All of this multifunctionality, he said, “increases the demands on embedded software developers, boosting their need for collaboration, better testing procedures, and standardized work procedures.”
In the U.S., one result of growing product complexity might be fewer handset choices for consumers. Jerry Panagrossi, Symbian’s VP of U.S. operations, told Accenture that the U.S. cellphone market will eventually follow the trend in Japan, where “as a greater percentage of the population owned a mobile phone, the operators came under fierce competition for voice services. The customer acquisition costs jumped. So operators deployed 3G infrastructure to support greater capacity and began to trial data services.”
Eventually, he said, “operators noticed that they had too many devices in their portfolio to continually upgrade. So the market began to standardize on fewer networked devices with fewer operating systems, while abandoning proprietary operating systems altogether.”
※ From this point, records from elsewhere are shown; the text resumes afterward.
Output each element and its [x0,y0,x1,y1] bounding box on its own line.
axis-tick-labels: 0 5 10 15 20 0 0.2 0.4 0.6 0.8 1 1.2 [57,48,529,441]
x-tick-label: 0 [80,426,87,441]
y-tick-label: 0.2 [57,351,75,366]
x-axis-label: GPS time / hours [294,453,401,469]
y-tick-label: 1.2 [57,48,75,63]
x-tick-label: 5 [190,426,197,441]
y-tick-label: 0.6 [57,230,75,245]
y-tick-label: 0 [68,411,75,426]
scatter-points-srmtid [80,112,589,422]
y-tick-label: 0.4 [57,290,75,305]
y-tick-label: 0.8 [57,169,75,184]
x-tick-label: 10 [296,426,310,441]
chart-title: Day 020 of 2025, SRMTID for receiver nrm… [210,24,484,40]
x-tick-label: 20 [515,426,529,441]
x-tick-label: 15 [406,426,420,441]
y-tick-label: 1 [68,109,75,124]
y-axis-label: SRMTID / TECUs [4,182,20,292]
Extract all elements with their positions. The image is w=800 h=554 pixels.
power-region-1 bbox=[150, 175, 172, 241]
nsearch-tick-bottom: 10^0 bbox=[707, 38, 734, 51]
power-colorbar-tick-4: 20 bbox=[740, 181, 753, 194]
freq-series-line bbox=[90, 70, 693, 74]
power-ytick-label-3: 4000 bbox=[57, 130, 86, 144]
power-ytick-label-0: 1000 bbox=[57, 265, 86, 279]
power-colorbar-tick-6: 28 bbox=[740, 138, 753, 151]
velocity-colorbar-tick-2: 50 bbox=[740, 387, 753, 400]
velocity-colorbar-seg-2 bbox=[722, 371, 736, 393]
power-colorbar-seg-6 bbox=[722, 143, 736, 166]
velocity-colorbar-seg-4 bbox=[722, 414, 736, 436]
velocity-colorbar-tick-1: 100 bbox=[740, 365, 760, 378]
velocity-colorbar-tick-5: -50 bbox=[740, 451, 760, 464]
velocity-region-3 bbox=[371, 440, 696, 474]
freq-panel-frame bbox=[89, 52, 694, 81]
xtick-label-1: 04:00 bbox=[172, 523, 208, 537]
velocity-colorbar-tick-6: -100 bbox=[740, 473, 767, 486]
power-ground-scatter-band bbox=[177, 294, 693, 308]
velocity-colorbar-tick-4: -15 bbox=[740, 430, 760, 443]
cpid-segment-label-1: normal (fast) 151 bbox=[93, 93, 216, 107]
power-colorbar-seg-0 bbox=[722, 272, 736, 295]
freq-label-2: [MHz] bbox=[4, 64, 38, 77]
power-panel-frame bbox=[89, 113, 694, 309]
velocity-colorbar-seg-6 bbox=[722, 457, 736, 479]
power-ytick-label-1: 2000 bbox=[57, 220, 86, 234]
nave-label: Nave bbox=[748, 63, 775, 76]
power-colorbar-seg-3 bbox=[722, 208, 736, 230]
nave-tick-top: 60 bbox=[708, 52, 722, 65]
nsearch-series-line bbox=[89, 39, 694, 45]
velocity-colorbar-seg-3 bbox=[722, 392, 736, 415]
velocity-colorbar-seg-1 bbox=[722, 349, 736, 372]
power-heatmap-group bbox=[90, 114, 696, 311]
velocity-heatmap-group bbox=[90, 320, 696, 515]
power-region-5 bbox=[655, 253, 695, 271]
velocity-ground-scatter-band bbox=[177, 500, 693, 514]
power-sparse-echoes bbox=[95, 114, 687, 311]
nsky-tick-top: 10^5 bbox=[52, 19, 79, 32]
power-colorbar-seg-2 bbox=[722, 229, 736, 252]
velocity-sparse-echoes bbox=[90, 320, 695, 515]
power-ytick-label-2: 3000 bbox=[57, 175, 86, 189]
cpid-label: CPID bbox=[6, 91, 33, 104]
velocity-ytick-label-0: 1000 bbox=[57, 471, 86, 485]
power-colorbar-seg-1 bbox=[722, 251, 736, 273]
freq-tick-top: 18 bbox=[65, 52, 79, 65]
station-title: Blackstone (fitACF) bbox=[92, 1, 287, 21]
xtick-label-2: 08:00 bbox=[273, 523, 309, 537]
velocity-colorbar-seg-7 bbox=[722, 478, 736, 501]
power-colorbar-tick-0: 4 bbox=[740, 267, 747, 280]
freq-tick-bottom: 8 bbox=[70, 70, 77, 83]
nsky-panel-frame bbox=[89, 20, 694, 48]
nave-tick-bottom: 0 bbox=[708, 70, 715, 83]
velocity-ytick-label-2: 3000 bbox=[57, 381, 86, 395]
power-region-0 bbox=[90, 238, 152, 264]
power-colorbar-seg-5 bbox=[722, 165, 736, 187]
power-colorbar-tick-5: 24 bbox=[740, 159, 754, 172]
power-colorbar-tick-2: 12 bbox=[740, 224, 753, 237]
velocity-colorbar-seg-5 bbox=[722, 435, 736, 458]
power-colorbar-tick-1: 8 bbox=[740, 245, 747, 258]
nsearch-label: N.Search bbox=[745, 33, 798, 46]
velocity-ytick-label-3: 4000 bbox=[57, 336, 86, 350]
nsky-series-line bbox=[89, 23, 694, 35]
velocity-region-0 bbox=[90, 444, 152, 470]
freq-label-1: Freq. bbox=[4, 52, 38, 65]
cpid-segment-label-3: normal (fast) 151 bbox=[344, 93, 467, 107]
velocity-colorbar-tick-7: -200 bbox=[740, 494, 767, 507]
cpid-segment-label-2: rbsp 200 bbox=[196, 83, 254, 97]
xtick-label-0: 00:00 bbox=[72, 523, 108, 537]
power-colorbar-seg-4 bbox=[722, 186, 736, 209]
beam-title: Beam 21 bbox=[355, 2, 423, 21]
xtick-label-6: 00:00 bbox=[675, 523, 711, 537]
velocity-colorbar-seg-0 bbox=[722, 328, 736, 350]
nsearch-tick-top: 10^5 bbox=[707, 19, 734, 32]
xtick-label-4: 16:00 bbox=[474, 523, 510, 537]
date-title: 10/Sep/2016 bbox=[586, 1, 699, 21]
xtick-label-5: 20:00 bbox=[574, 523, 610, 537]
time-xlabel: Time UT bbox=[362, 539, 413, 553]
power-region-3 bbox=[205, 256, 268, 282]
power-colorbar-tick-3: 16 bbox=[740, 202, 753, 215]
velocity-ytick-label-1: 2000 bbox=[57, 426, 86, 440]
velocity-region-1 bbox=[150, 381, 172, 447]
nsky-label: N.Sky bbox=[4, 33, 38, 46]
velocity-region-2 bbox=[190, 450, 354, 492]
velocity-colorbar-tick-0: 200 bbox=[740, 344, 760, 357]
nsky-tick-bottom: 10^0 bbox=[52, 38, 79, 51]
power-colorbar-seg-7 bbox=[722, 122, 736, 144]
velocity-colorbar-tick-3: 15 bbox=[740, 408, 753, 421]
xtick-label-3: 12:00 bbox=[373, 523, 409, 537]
Linux, the open-source software, is playing a growing role in the mobile phone industry, Accenture said. “We believe that all embedded-software sectors can expect to see an increase in the use of Linux because of its low cost and flexibility,” said Dr. Greg Besio, Motorola’s corporate VP of mobile-devices software. “We're driving a lot of effort into Linux as service providers have looked to standardize on fewer—but nonproprietary— operating systems.
Accenture’s report includes case studies of how some embedded-software suppliers have conquered the market’s challenges as they “pursued high performance in an increasingly complex” business.